Research

Research

Our lab is interested in addressing a fundamental question of cell biology: How are organelles spatially organized? Mitochondria are especially fascinating to us because they perform a multitude of cellular functions that are dependent on the elaborate organization of their double membrane bilayer. In particular, mitochondrial energy production is directly linked to the shape of the organelle’s hallmark cristae membranes, which house the respiratory complexes that perform oxidative phosphorylation. In cells and tissues with high energy demand, such as in the heart, cristae number and density are greatly increased relative to cells in other tissues. Mitochondrial and cristae structures are disorganized in a wide range of disorders and diseases, including neurodegeneration, diabetes, and in aged tissues. Despite the intimate connection between form and function, the molecular mechanisms that guide the number, position and structure of cristae within mitochondria are largely unknown.
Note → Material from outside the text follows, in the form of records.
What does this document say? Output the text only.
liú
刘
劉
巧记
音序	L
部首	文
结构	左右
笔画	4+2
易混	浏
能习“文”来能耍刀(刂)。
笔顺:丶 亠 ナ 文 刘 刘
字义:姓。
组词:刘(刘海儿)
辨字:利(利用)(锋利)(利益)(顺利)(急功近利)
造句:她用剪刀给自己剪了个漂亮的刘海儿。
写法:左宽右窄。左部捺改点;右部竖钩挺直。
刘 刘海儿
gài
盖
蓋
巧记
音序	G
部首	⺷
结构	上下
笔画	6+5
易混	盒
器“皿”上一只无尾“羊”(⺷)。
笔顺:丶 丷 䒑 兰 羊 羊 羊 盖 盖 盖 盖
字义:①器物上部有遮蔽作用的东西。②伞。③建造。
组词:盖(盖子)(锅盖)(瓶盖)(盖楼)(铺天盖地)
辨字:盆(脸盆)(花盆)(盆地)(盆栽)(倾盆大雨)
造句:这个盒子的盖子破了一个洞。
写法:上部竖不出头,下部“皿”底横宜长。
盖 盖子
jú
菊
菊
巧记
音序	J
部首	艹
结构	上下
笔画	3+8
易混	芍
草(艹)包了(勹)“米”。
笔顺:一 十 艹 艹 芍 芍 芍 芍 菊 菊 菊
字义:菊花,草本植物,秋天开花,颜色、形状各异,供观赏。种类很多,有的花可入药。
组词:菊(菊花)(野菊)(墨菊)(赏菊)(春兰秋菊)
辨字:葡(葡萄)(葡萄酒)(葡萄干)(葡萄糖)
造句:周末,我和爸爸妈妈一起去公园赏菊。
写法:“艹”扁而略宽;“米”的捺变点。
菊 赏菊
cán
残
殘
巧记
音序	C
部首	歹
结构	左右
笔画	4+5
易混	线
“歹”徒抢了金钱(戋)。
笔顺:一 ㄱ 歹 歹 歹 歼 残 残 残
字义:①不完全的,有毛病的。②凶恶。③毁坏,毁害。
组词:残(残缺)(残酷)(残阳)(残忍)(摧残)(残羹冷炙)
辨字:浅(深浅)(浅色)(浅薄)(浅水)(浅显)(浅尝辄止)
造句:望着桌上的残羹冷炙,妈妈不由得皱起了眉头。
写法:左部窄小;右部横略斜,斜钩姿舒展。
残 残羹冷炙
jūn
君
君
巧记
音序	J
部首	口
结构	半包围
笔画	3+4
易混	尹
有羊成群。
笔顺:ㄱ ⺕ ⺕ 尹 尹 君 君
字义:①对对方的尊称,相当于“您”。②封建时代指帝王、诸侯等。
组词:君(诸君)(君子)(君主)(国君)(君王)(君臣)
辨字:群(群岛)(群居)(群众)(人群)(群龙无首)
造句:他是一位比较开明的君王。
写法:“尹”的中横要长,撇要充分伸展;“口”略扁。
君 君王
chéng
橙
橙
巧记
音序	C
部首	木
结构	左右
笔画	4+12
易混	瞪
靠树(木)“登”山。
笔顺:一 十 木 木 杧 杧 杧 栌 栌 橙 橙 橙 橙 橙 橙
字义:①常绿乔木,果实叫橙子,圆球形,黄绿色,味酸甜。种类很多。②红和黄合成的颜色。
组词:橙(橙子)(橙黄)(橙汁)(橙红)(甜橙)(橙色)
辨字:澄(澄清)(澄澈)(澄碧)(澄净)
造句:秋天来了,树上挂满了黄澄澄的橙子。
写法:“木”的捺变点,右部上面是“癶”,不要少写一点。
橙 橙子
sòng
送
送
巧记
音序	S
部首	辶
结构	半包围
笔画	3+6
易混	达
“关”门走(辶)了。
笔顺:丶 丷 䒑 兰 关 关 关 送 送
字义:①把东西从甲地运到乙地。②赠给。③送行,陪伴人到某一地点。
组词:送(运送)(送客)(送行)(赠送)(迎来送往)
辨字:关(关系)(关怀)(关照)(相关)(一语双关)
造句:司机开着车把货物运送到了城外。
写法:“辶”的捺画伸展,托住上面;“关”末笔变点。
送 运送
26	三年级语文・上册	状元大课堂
The MICOS complex is a highly conserved “master regulator” of mitochondrial structural organization. This complex localizes to cristae junctions, sites of cristae invagination to the interior of the organelle. MICOS is required for maintaining the correct number and distribution of cristae within mitochondria and its loss results in aberrant mitochondrial ultrastructure. However, the molecular role of MICOS and its subunits remain poorly understood. How does MICOS integrate with the numerous factors guiding mitochondrial organization such respiratory complexes and phospholipids? How can the cell establish the complicated internal structure of mitochondria and dynamically modulate the organelle dependent on the diverse metabolic needs of different types of cells and tissues?

To address these and related questions, our lab takes a multidisciplinary approach combining fluorescence and electron microscopy, proteomics, biochemistry, systems, and genetics in both human tissue culture and yeast model systems.